Based on these principles, the Court of Appeals held that the use of “low-altitude, unmanned, specifically targeted drone surveillance of a private individual’s property is qualitatively different from the kinds of human-operated aircraft overflights permitted” by the Supreme Court.  As a result, drone surveillance “of this nature intrudes into persons’ reasonable expectations of privacy . . . .”    Furthermore, “given their maneuverability, speed, and stealth, drones are—like thermal imaging devices—capable of drastically exceeding the kind of human limitations that would have been expected by the Framers not just in degree, but in kind.”
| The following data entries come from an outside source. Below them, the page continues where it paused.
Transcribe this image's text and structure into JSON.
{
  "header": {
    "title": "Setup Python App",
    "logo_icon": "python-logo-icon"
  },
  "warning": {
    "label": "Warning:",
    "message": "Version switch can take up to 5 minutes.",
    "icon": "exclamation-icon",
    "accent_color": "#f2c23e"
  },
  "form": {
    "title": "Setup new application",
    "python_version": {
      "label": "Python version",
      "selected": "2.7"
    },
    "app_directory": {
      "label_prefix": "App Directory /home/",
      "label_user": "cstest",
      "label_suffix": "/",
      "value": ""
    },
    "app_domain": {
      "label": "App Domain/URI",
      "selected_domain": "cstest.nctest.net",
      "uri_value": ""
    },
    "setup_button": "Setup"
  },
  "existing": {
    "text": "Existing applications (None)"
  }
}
The Impact on Commercial Operators

Drone privacy is a difficult issue for the commercial drone industry: at least in part due to issues of public perception.  While a commercial drone operating at a construction site almost certainly has it’s camera trained specifically on the site, a homeowner next door may be concerned about what the drone could see.  Legal precedents that imply that homeowners have an expectation of privacy in the airspace over their homes open up many complex issues: for one, is the airspace over someone’s home private property?  Is there some kind of altitude limit for drones flying over property?  Will commercial drone operators need to prove that they are not gathering data when flying over homes?

As these issues are slowly resolved in the courts, commercial operators must continue to operate defensively, doing everything they can to communicate with the communities in which they operate and defining their policies well in advance.